The subject is the immense damage to UK competitiveness that is being inflicted by current policies in pursuit of ‘net zero’ carbon emission in the power generation sector. This bears directly upon the ability of the country to seize fully all the opportunities presented by escape from EU regulation: hence it is a vital topic for BfB to offer to its readers.  But more fundamentally it affects the whole future of the country and its security.

In the past Professor Gordon Hughes and Dr John Constable have published with BfB on the empirical evidence derived from analysis of the audited accounts of wind operators which show the futility of a heavily policy-driven adoption of so-called ‘new’ renewables and most especially wind-power.
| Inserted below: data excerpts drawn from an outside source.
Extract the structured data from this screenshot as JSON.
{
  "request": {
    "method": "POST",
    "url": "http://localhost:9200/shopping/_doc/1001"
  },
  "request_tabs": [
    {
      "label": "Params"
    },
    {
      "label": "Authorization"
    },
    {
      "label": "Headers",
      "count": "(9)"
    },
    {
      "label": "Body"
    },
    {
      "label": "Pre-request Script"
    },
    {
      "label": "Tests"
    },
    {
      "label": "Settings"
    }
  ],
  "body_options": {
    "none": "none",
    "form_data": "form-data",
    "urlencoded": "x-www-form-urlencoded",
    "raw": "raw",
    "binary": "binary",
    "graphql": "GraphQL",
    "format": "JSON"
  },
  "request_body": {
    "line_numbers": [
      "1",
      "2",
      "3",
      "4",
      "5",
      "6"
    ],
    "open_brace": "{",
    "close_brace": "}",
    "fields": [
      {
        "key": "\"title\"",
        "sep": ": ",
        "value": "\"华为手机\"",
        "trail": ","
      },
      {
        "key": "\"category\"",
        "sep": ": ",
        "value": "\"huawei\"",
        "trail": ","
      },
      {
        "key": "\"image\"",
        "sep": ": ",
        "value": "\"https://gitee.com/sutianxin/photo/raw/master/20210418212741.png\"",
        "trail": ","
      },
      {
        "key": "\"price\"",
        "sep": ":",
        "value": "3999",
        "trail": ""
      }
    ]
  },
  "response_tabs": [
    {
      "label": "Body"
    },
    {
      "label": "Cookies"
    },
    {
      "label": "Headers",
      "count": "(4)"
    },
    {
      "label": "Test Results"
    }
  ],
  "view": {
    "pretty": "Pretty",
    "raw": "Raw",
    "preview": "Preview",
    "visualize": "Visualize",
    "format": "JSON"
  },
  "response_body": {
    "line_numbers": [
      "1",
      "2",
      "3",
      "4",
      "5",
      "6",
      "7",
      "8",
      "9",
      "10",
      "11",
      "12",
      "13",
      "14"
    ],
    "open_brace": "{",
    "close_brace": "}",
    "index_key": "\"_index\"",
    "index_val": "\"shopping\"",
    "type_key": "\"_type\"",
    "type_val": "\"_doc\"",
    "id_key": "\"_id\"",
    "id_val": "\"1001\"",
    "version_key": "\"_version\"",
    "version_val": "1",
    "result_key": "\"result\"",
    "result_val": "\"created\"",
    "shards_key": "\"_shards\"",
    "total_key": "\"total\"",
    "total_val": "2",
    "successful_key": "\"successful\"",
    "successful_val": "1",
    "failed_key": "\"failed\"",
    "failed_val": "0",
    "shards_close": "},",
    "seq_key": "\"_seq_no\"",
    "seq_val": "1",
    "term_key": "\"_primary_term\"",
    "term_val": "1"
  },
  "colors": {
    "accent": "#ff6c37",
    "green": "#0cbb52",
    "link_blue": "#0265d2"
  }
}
Their article showed that capital expenditure [capex] was hardly falling, that operating expenditure [opex] was rising and that taxpayer subsidy and consumer costs for grid balancing were sky-rocketing: facts far distant from the Prime Minister’s unsubstantiated assertion of a 70% fall in renewables costs or the assertions of the Climate Change Committee (CCC). Release of the CCC’s spreadsheets compelled by a Freedom of Information request, and analysis of these, did not sustain its policy assertions. Hughes & Constable was one of our most heavily read articles of recent times.

On 21 September 2021, Dr Constable appeared before the House of Lords Industry and Regulators Committee. His central propositions to the Committee – all fully evidenced – plainly shook most of the questioners. A couple tried hard to find reasons to disqualify his views but failed, defeated by the first of his main points which was that:

  • “It is perfectly rational to have a decarbonisation policy, but the decarbonisation policy must itself be rational. In essence it is an insurance policy and thus must pass the basic tests of any insurance policy. First, it must provide real cover. Secondly, the premium must be proportional to the risk: hazard times probability… Thirdly, the premium must be affordable in itself. In our view … the climate policies do not pass any of these tests”

Dr Constable then systematically demolished the case for current ‘thin renewables’ policy, facet by facet. He showed:

  • That Government was being misled on falls in capex and opex due to misunderstanding by Ministers of the operator bids for ‘Contracts for Difference’ which, he showed, were not true contracts but “relatively low cost” rent-seeking gambles, most likely based principally on the expectation of future taxpayer-funded bail-outs when current policies fail. Renewables are “…flows of high entropy; the service required by the consumer is of low entropy”; renewables are “a low productivity system by definition” with very low load factors compared to firm power systems and “this will be a very expensive system in comparison to the kind of system we have enjoyed for the last 50 years.” Higher costs and worse performance, he suggested, would lead to consumer anger and resistance and thence to the failure of the current policy road being forced onto them with political punishment of those who did the forcing.
  • That since 2010 there has been no challenge function within Government. In that year, extraordinarily, OFGEM [the Office for Gas and Electricity Markets] was instructed to take into account future as well as living consumers (off the back of Lord Stern’s eccentric advocacy of a zero discount rate thus valuing future unborn consumers on a par with currently living ones: something which very few people do in their daily lives). This meant that “the debate between the cost of abatement and consumer welfare has been collapsed” and that “we seem to be moving to a situation where all government departments are co-ordinated in order to deliver a pre-decided policy mechanism”… “a crash course in wishful thinking”. He underlined the great danger of such a procedure.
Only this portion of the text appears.